Motor- oder Segelfahrzeug

  • Es kommt ja immer mal wieder vor, dass bei schwachem Segelwind der Motor mitläuft, um irgendwann am Ziel anzukommen. Oder anders herum, dass bei zu wenig Segelwind unter Motor gefahren wird, aber die Genua etwas mitzieht und somit die Drehzahl reduziert werden kann. Ein Hybridantrieb eigentlich, klimatechnisch durchaus sinnvoll.


    Die Frage ist jetzt, bin ich dann ein Motorfahrzeug oder ein Segelfahrzeug? Und wenn ich ein Motorfahrzeug sein sollte, wie erkennt mein möglicher Kollisionsgegner das?
    Meine Theorie ist, dass die Vorfahrt für Segelfahrzeuge darauf beruht, dass diese manövrierbehindert sind. Läuft die Maschine mit, sind sie immer noch manövrierbehindert und gelten als Segelfahrzeug.
    Andere Meinungen?

    Schöne Grüße
    Bodo

  • .....



    ...... Sobald die Maschine mitläuft bist du ein Motorfahrzeug. Angezeigt durch einen schwarzen Kegel mit der Spitze nach unten unter der Steuerbord Saling.

    Allerbest
    Wolli

  • Sowie der Motor mitläuft musst Du den "Kegel" hissen und das Dampferlicht je nach Dämmerung einschalten . Dann bist Du ein Motorfahrzeug und jeder kann es auch sehen. Vorfahrt für Segelfahrzeuge gibt es in Fahrwassern nicht. Aber Mobos nehmen natürlich sehr gern Rücksicht, Fähren, Küstenwache Lotsen usw. eher nicht.

    Michael :baden:



    Geschwindigkeit ist keine Hexerei ! Aber wer hexen kann ist schneller


    Für Rechtschreibfehler entschuldige ich mich schon mal vorab und bitte die dadurch entstandene Verwirrung zu verzeihen ;(

  • Du bist als Segler mit mitlaufenden Motor ein Motorfahrzeug und hast dies mit dem Maschinenkegel gut sichtbar zu zeigen. Es gelten die Ausweichregeln für Maschinenfahrzeuge. Zuwiederhandlungen können mit Ordnungsgeldern geahndet werden. Die WaschPo ermahnt bei uns im Revier regelmäßig Segler, wegen des fehlenden Maschinenkegels.

    Gruß Torsten


    kis
    keep it simple

  • Hast du einen Sportbootführerschein ?
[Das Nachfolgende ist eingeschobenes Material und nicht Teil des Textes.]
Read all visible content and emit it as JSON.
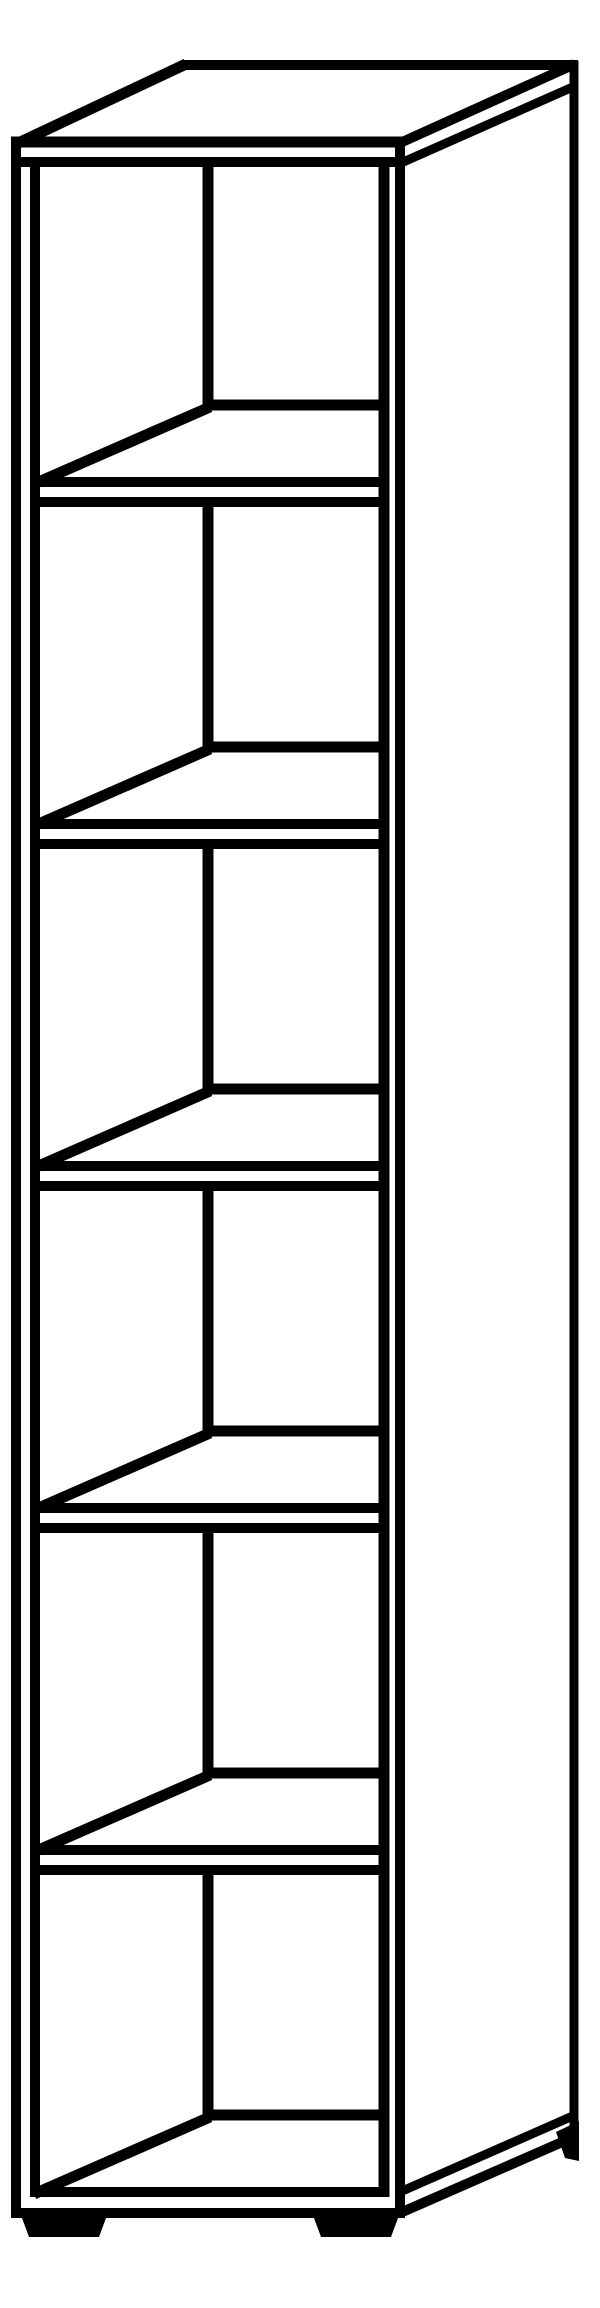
{
  "illustration": {
    "subject": "tall-narrow-shelf-unit-line-drawing",
    "description": "Black outline perspective drawing of a tall narrow bookcase with 6 open compartments, 5 shelves, top slab, side panel and 3 visible feet",
    "compartment_count": 6,
    "shelf_count": 5,
    "visible_feet_count": 3,
    "background_color": "#ffffff",
    "line_color": "#000000"
  },
  "canvas": {
    "width": 600,
    "height": 2308
  },
  "lines": [
    {
      "name": "front-left-outer-edge",
      "x1": 16,
      "y1": 137,
      "x2": 16,
      "y2": 2218,
      "w": 10
    },
    {
      "name": "front-left-inner-edge",
      "x1": 35,
      "y1": 157,
      "x2": 35,
      "y2": 2197,
      "w": 10
    },
    {
      "name": "front-right-inner-edge",
      "x1": 384,
      "y1": 157,
      "x2": 384,
      "y2": 2197,
      "w": 11
    },
    {
      "name": "front-right-corner-edge",
      "x1": 400,
      "y1": 137,
      "x2": 400,
      "y2": 2218,
      "w": 10
    },
    {
      "name": "back-right-corner-edge",
      "x1": 574,
      "y1": 61,
      "x2": 574,
      "y2": 2140,
      "w": 9
    },
    {
      "name": "interior-back-corner-seg-1",
      "x1": 208,
      "y1": 157,
      "x2": 208,
      "y2": 410,
      "w": 11
    },
    {
      "name": "interior-back-corner-seg-2",
      "x1": 208,
      "y1": 497,
      "x2": 208,
      "y2": 752,
      "w": 11
    },
    {
      "name": "interior-back-corner-seg-3",
      "x1": 208,
      "y1": 839,
      "x2": 208,
      "y2": 1094,
      "w": 11
    },
    {
      "name": "interior-back-corner-seg-4",
      "x1": 208,
      "y1": 1181,
      "x2": 208,
      "y2": 1436,
      "w": 11
    },
    {
      "name": "interior-back-corner-seg-5",
      "x1": 208,
      "y1": 1523,
      "x2": 208,
      "y2": 1778,
      "w": 11
    },
    {
      "name": "interior-back-corner-seg-6",
      "x1": 208,
      "y1": 1865,
      "x2": 208,
      "y2": 2120,
      "w": 11
    },
    {
      "name": "top-front-edge",
      "x1": 11,
      "y1": 142,
      "x2": 405,
      "y2": 142,
      "w": 11
    },
    {
      "name": "top-slab-bottom-edge",
      "x1": 11,
      "y1": 162,
      "x2": 405,
      "y2": 162,
      "w": 10
    },
    {
      "name": "top-back-edge",
      "x1": 184,
      "y1": 65,
      "x2": 578,
      "y2": 65,
      "w": 10
    },
    {
      "name": "top-left-receding-edge",
      "x1": 14,
      "y1": 145,
      "x2": 186,
      "y2": 64,
      "w": 11
    },
    {
      "name": "top-right-receding-edge",
      "x1": 400,
      "y1": 143,
      "x2": 575,
      "y2": 64,
      "w": 10
    },
    {
      "name": "top-slab-side-bottom-edge",
      "x1": 401,
      "y1": 163,
      "x2": 575,
      "y2": 86,
      "w": 9
    },
    {
      "name": "shelf-1-back-edge",
      "x1": 203,
      "y1": 405,
      "x2": 389,
      "y2": 405,
      "w": 11
    },
    {
      "name": "shelf-1-left-receding-edge",
      "x1": 34,
      "y1": 484,
      "x2": 210,
      "y2": 407,
      "w": 11
    },
    {
      "name": "shelf-1-front-top-edge",
      "x1": 30,
      "y1": 482,
      "x2": 389,
      "y2": 482,
      "w": 10
    },
    {
      "name": "shelf-1-front-bottom-edge",
      "x1": 30,
      "y1": 502,
      "x2": 389,
      "y2": 502,
      "w": 10
    },
    {
      "name": "shelf-2-back-edge",
      "x1": 203,
      "y1": 747,
      "x2": 389,
      "y2": 747,
      "w": 11
    },
    {
      "name": "shelf-2-left-receding-edge",
      "x1": 34,
      "y1": 826,
      "x2": 210,
      "y2": 749,
      "w": 11
    },
    {
      "name": "shelf-2-front-top-edge",
      "x1": 30,
      "y1": 824,
      "x2": 389,
      "y2": 824,
      "w": 10
    },
    {
      "name": "shelf-2-front-bottom-edge",
      "x1": 30,
      "y1": 844,
      "x2": 389,
      "y2": 844,
      "w": 10
    },
    {
      "name": "shelf-3-back-edge",
      "x1": 203,
      "y1": 1089,
      "x2": 389,
      "y2": 1089,
      "w": 11
    },
    {
      "name": "shelf-3-left-receding-edge",
      "x1": 34,
      "y1": 1168,
      "x2": 210,
      "y2": 1091,
      "w": 11
    },
    {
      "name": "shelf-3-front-top-edge",
      "x1": 30,
      "y1": 1166,
      "x2": 389,
      "y2": 1166,
      "w": 10
    },
    {
      "name": "shelf-3-front-bottom-edge",
      "x1": 30,
      "y1": 1186,
      "x2": 389,
      "y2": 1186,
      "w": 10
    },
    {
      "name": "shelf-4-back-edge",
      "x1": 203,
      "y1": 1431,
      "x2": 389,
      "y2": 1431,
      "w": 11
    },
    {
      "name": "shelf-4-left-receding-edge",
      "x1": 34,
      "y1": 1510,
      "x2": 210,
      "y2": 1433,
      "w": 11
    },
    {
      "name": "shelf-4-front-top-edge",
      "x1": 30,
      "y1": 1508,
      "x2": 389,
      "y2": 1508,
      "w": 10
    },
    {
      "name": "shelf-4-front-bottom-edge",
      "x1": 30,
      "y1": 1528,
      "x2": 389,
      "y2": 1528,
      "w": 10
    },
    {
      "name": "shelf-5-back-edge",
      "x1": 203,
      "y1": 1773,
      "x2": 389,
      "y2": 1773,
      "w": 11
    },
    {
      "name": "shelf-5-left-receding-edge",
      "x1": 34,
      "y1": 1852,
      "x2": 210,
      "y2": 1775,
      "w": 11
    },
    {
      "name": "shelf-5-front-top-edge",
      "x1": 30,
      "y1": 1850,
      "x2": 389,
      "y2": 1850,
      "w": 10
    },
    {
      "name": "shelf-5-front-bottom-edge",
      "x1": 30,
      "y1": 1870,
      "x2": 389,
      "y2": 1870,
      "w": 10
    },
    {
      "name": "bottom-back-edge",
      "x1": 203,
      "y1": 2115,
      "x2": 389,
      "y2": 2115,
      "w": 11
    },
    {
      "name": "bottom-left-receding-edge",
      "x1": 34,
      "y1": 2194,
      "x2": 210,
      "y2": 2117,
      "w": 11
    },
    {
      "name": "bottom-front-top-edge",
      "x1": 30,
      "y1": 2192,
      "x2": 389,
      "y2": 2192,
      "w": 10
    },
    {
      "name": "bottom-front-bottom-edge",
      "x1": 11,
      "y1": 2213,
      "x2": 405,
      "y2": 2213,
      "w": 10
    },
    {
      "name": "side-bottom-upper-edge",
      "x1": 400,
      "y1": 2192,
      "x2": 575,
      "y2": 2115,
      "w": 9
    },
    {
      "name": "side-bottom-lower-edge",
      "x1": 400,
      "y1": 2213,
      "x2": 576,
      "y2": 2136,
      "w": 10
    }
  ],
  "polygons": [
    {
      "name": "front-left-foot",
      "points": [
        [
          22,
          2218
        ],
        [
          106,
          2218
        ],
        [
          99,
          2237
        ],
        [
          29,
          2237
        ]
      ]
    },
    {
      "name": "front-right-foot",
      "points": [
        [
          314,
          2218
        ],
        [
          398,
          2218
        ],
        [
          391,
          2237
        ],
        [
          321,
          2237
        ]
      ]
    },
    {
      "name": "back-right-foot",
      "points": [
        [
          556,
          2132
        ],
        [
          579,
          2121
        ],
        [
          579,
          2161
        ],
        [
          565,
          2158
        ]
      ]
    }
  ]
}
    Das halte ich für ausgeschlossen.


    Trotzdem eine nette AW. Du bist Motorboot, weil der Motor an ist und das sobald er dreht. Auch ohne Fahrt aufgeschaltet zu haben. Kegel wurde eben erwähnt. Macht aber keiner. Außer vlt. da wo es geahndet wird.


    Du bist NICHT manövrierbehindert. Wäre das anders, müsstest Du das kennzeichnen. Manövrierbehinderte Fz. sind normalerweise Baggerschiffe u. derlei. Auch wenn du unter Segel zum baggern fährst, zählt das nicht.

  • Ich weiss nicht. Wenn der Motor läuft und er das nur zum Batterie laden tut, dann ist er nicht mit der Propellerwelle verbunden. Das heisst der Motor dreht und hat aber nichts mit dem Propeller zu tun. Ich denke in diesem Fall wäre man weiterhin Segelfahrzeug.

  • Die Frage ist jetzt, bin ich dann ein Motorfahrzeug oder ein Segelfahrzeug? Und wenn ich ein Motorfahrzeug sein sollte, wie erkennt mein möglicher Kollisionsgegner das?

    Moin, das sind jetzt echt Basics.


    1. Klar bist Du ein Motorfahrzeug. Deine Tüten trägst Du zusätzlich, für den Status zählt jedoch der Maschinenantrieb.
    2. In einigermaßen zivilisierten Ländern an einem schwarzen Kegel mit Spitze nach unten und nachts durch die Beleuchtung eines Motorfahrzeugs, ergo Seitenlichter, Hecklicht + Dampferlicht.


    In halbzivilisierten Ländern wie z. B. in Dänemark wird idR das Vorsegel weggenommen: Ein Segler, der ohne Vorsegel bei Leichtwind noch nennenswert Fahrt macht, nutzt offenbar die Maschine. Das steht nirgends geschrieben, ist aber in der Praxis für eine Unterscheidung völlig ausreichend.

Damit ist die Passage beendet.